A further 31 per cent of renewable projects in the pipeline are already contracted, and the vast majority are likely to proceed. However, the issue facing the energy sector is how many projects will be funded beyond 2025? Almost half of all global renewable energy projects are also yet to be implemented under announced government plans. As a result, there is every chance a volume of these projects could fall over in the face of economic uncertainty.
With over three-quarters of all major renewable energy projects relying on government funding and support, the sector faces enormous challenges moving forward during the economic recovery following COVID-19.
We already see real fallout worldwide. For example, Brazil, Chile, China, France, Germany and Portugal have all implemented recent policy changes to delay or postpone renewable energy auctions.
In Australia, we have a government that, to date, has refused to provide a definite date on when we will achieve carbon net-zero. But it might not be all doom and gloom.
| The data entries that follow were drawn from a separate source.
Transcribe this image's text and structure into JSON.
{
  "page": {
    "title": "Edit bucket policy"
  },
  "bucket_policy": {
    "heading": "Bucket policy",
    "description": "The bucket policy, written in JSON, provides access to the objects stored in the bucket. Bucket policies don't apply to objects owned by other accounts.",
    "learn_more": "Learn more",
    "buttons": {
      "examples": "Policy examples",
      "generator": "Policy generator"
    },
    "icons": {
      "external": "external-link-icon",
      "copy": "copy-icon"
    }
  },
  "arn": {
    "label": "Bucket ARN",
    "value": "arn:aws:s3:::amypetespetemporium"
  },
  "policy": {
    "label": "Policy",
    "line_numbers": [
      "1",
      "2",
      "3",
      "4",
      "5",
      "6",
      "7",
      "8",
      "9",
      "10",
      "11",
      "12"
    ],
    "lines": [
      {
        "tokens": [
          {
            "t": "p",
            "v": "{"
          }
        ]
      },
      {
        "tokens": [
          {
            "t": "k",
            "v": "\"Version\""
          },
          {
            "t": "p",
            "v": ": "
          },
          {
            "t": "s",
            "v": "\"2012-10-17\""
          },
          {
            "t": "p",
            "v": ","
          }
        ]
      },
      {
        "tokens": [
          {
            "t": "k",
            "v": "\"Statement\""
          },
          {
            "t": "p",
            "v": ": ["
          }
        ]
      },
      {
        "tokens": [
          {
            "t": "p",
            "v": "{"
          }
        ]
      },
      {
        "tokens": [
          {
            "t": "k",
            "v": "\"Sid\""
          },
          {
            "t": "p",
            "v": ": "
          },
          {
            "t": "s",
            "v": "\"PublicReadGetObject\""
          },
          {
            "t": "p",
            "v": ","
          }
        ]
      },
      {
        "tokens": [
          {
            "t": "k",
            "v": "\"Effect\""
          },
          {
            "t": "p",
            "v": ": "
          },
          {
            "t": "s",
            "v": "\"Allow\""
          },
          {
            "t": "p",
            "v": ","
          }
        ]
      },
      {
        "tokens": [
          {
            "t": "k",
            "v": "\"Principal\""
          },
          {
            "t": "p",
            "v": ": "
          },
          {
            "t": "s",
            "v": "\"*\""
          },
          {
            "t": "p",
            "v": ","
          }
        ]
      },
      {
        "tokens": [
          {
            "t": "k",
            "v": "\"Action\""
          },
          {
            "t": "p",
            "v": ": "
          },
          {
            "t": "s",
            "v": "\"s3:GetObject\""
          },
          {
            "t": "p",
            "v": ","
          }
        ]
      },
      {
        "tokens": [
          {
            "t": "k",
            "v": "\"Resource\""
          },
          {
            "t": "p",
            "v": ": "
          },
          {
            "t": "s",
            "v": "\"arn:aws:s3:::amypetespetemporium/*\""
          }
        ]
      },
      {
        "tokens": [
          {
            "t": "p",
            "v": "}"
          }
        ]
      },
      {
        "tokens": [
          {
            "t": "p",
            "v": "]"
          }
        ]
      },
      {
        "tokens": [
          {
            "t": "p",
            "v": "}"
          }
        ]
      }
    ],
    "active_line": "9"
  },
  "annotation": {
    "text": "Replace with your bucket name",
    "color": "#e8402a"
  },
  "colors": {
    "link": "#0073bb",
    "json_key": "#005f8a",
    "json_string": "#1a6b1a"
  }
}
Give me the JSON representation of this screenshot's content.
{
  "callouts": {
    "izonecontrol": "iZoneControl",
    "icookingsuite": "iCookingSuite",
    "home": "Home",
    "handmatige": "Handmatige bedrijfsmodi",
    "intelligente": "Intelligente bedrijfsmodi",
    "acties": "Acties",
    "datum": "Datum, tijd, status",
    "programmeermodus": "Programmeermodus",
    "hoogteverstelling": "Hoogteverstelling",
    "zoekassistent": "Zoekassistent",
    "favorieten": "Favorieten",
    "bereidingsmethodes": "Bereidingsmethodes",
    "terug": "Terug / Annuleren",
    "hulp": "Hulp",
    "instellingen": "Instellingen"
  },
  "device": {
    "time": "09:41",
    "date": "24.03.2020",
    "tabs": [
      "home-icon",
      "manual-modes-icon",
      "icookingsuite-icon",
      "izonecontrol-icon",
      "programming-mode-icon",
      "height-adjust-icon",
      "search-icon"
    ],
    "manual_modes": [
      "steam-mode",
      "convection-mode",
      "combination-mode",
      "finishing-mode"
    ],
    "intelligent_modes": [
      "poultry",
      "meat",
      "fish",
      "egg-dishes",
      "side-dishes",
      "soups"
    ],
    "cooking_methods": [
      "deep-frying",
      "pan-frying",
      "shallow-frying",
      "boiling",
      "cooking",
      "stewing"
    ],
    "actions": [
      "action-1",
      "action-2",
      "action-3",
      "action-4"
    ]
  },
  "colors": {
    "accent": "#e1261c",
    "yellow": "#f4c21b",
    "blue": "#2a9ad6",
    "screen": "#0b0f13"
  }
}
How government investment in renewables will be crucial for our economic recovery
In Australia, there are already three renewable energy strategies being deployed which could pave the way for our economic recovery.
The first is plans to export our solar power to Asian nations that don’t have the space required to construct large-scale solar farms. For example, the Australia–ASEAN Power Link has been planned for the Northern Territory, including a 12,000 hectare, 30-gigawatt solar farm and an undersea cable to export the power to Asia.
Secondly, Australia has announced plans to become a global powerhouse for the export of clean hydrogen. For example, there are ambitious plans to use clean hydrogen to create steel without coal, with the only emissions being water. Australia plans to generate this hydrogen using solar and wind projects, and agreements have already been signed to export this hydrogen to major Asian nations.
The final strategy will be the inevitable rollout of electric vehicles in our country. This will create employment opportunities in construction, potentially manufacturing and mining as Australia is rich in the lithium, copper and nickel required to build these EVs.
These three strategies will ensure renewable energy remains a solid pillar of our economic recovery. Still, it remains crucial that our state and federal governments retain their commitment toward constructing renewable energy projects around the country.